There is already doubt about the plan as without the support of the European Central Bank and the German parliament, which has already been hesitant in expanding its involvement, there is meager chance of the plans gaining approval. The larger bailout package has already run into opposition as the new President of the German central bank has suddenly emerged as a powerful critic of the entire rescue package. He has spoken against the expansion of the rescue mission by the ECB by purchasing the sovereign bonds of Greece, Italy and the remaining countries with spiraling sovereign debt crises.
Markets seize due to the Euro zone rescue package – Does this hold true?
As the rumors spread that the European leaders are planning a mammoth rescue package to avert the Euro zone debt crisis from wreaking havoc on the global economy, the US and the European markets have risen overnight.  The particular fund that is being provided for as part of the rescue package would be utilized when problem economies like Italy and Spain are in trouble. Though the European governments will take at least 5-6 weeks to put this entire plan in place, investors have collectively pinned their hopes on this impending rescue plan’s eventual passage.
Will the Euro zone rescue operation boost the FTSE?
The blue-chip shares of Britain were sharply higher across the board on Tuesday, 27th September and experts have also tracked gains on the Wall Street and in Asia. This was a result of the hope of the European leaders to take a purposeful action to assuage the debt problems within the region. While there were good recovery signs in commodity prices, energy stocks and miners spearheaded the entire rally. Though there was an alarm about the entire state of the global economy, this counteracted with the optimism of the euro zone debt situation. The US markets even felt a positive effect with the Standard & Poor’s 500 Index and the Dow Jones Industrial average ending at more than 2% higher on the 26th of September.
The effect of the EFSF – Is it going to fade out?
Though the officials in Brussels agreed to shore up the EFSF (European Financial Stability Facility) and provide Greece with some new and lucrative financing options, there are still too many questions that still remain unanswered. Will the rescue package, seen as a huge leap for the European politicians, be to small for the markets?  The Euro Stoxx 50 index, a yardstick of blue chips in almost 17 countries that share the Euro has been on a winning streak since the 18th of July, but it slipped to 0.11% on Tuesday. Both the Italian and the Spanish Treasury are paying more for funds and their debt auctions are meeting with weakened demand.
The Chairman of the Federal Reserve, Ben S. Bernanke is of the opinion that the Euro region’s $2 trillion rescue package is not the ultimate panacea as the measures are all “temporary”. According to Bernanke, without fundamental, long term changes in the economies of Greece, Spain, and Italy, it is unlikely that they will emerge from their grave financial situation.
Jason Holmes is a regular writer with and is also a contributor to other financial sites. His expertise is woven around various aspects of the debt industry and through his e-books he tries to impart to people the different situations and simple solutions to get out of difficult situations. Some of his works include e-books like 'Credit Score The Quintessential Therapy for a Happy Pocket', ‘Take Creditors and Collection Agencies to Small Claims Court' and, ‘My Story- From Depression To a Smile'.
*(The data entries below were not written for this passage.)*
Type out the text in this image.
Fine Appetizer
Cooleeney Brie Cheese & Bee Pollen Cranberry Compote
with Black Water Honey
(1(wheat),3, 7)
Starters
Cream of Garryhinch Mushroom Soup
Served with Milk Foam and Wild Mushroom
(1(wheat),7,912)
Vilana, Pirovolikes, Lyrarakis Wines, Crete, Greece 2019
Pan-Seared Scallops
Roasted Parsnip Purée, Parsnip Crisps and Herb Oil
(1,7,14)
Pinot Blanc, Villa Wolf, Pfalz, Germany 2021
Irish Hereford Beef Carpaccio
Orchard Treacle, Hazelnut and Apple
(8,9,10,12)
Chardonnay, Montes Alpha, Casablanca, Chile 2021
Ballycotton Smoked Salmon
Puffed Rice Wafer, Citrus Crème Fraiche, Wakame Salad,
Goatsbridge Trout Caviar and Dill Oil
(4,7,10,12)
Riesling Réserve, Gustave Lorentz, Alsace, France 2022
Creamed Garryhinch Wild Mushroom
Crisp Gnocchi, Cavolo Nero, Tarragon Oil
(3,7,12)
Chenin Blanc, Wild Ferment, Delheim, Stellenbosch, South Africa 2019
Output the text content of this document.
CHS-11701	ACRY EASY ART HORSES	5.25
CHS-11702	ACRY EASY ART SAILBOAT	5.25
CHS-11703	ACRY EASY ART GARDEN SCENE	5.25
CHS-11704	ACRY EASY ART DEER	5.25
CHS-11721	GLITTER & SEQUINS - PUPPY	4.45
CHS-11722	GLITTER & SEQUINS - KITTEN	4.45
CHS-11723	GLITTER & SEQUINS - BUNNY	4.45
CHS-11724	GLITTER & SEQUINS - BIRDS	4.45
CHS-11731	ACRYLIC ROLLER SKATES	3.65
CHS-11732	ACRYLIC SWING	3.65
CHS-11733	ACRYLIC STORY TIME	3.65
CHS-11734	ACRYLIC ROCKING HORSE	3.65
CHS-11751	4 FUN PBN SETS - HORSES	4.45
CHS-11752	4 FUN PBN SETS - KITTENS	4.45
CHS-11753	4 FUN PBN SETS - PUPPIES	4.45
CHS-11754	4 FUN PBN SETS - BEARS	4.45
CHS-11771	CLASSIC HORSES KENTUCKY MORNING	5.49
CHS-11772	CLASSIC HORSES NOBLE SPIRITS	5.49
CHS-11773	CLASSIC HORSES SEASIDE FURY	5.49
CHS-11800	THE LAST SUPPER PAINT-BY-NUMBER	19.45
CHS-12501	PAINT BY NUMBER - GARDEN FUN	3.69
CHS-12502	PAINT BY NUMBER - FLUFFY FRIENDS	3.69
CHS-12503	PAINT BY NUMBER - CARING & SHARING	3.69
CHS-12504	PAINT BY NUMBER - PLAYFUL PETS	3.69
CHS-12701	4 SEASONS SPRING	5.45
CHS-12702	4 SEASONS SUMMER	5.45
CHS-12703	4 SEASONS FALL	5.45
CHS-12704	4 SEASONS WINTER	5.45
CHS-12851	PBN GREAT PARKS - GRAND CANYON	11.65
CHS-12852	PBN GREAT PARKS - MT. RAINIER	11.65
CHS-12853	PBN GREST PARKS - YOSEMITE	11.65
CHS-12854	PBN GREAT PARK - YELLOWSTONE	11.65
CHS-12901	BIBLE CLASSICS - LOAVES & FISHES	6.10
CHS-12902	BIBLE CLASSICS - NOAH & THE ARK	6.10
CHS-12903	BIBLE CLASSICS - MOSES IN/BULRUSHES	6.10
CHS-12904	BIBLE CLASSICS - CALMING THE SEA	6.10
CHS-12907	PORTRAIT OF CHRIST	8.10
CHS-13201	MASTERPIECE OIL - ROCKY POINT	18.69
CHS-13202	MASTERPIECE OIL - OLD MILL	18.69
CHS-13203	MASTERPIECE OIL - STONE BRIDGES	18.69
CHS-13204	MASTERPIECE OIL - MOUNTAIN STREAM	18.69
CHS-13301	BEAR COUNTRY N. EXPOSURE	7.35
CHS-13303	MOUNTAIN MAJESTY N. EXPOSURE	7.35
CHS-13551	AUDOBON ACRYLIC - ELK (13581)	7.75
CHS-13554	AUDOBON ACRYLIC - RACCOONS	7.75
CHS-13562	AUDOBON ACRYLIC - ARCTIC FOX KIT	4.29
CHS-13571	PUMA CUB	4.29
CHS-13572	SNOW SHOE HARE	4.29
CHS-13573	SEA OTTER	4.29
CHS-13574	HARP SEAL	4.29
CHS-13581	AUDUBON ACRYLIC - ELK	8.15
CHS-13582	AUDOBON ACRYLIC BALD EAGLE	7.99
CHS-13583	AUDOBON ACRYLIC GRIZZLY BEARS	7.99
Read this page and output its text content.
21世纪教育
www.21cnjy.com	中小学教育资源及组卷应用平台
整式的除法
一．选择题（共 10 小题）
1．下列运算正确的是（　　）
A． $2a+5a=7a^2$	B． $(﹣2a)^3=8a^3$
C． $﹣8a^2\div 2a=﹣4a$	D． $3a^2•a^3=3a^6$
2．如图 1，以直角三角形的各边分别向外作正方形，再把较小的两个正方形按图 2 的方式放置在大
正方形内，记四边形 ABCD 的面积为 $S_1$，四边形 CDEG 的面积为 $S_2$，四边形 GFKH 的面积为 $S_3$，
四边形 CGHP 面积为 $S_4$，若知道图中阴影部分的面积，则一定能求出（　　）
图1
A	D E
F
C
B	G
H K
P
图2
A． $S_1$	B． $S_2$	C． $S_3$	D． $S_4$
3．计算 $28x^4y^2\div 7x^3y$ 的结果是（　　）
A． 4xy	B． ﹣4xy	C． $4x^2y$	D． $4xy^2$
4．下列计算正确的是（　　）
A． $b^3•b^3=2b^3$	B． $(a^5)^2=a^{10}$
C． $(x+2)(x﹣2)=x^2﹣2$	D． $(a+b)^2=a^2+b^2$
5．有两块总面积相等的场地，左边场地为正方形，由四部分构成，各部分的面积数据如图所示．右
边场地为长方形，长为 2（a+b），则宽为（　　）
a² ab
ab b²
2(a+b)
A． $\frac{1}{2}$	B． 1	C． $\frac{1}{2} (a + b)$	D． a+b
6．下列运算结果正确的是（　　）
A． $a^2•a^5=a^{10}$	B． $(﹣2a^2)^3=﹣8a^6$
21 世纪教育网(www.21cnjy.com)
Wednesday, September 28, 2011

Reports of the FED as “Only” Lender of US Dollars, The Definition of a System Collapse

9/28/2011 Portland, Oregon - Pop in your mints…
We have taken a small breather here at The Mint.  What has occurred in the past week simply boggles the mind.  Precious metals have taken a beating and it is our guess that they will continue through tomorrow.  The most interesting reasoning for the drop in Gold and Silver that we have heard is that there will be an announcement on October 4th limiting short positions on the COMEX.

Guess who has a huge short position in silver that needs to be covered this week?  JP Morgan, to the tune of 121 million ounces.  We can only guess at the machinations but needless to say, it would be very convenient for them to be able to cover their positions at a discount.  Hence the increase in margin requirements at the COMEX last Friday which has shaken out the weak long positions this week.

Across the board in commodities, current prices reflect a rush to cash, not changing fundamentals.

Some interesting reading on the current, sorry state of employment in the US from US News:

15 Stunning Statistics About the Job Market

It is much worse than most imagine.

Other than that, chaos is reigning as the dollar funding markets for banks in Europe are apparently non-existent.  As September 30, 2011 approaches, banks are holding on to cash in the absence of clear direction from the Eurozone as to how they intend to bail out their large institutions.

In the meantime, the FED has apparently opened up swap lines (read printing presses) to provide dollars to these banks.  According to a report that we saw from Bloomberg, the FED has gone from its role as the lender of last resort to a role as the lender of ONLY resort.

We take this to mean that nobody is willing to lend US Dollars at any price to the largest banking institutions in the world.

Does this indicate that, at long last, the US Dollar system has technically collapsed?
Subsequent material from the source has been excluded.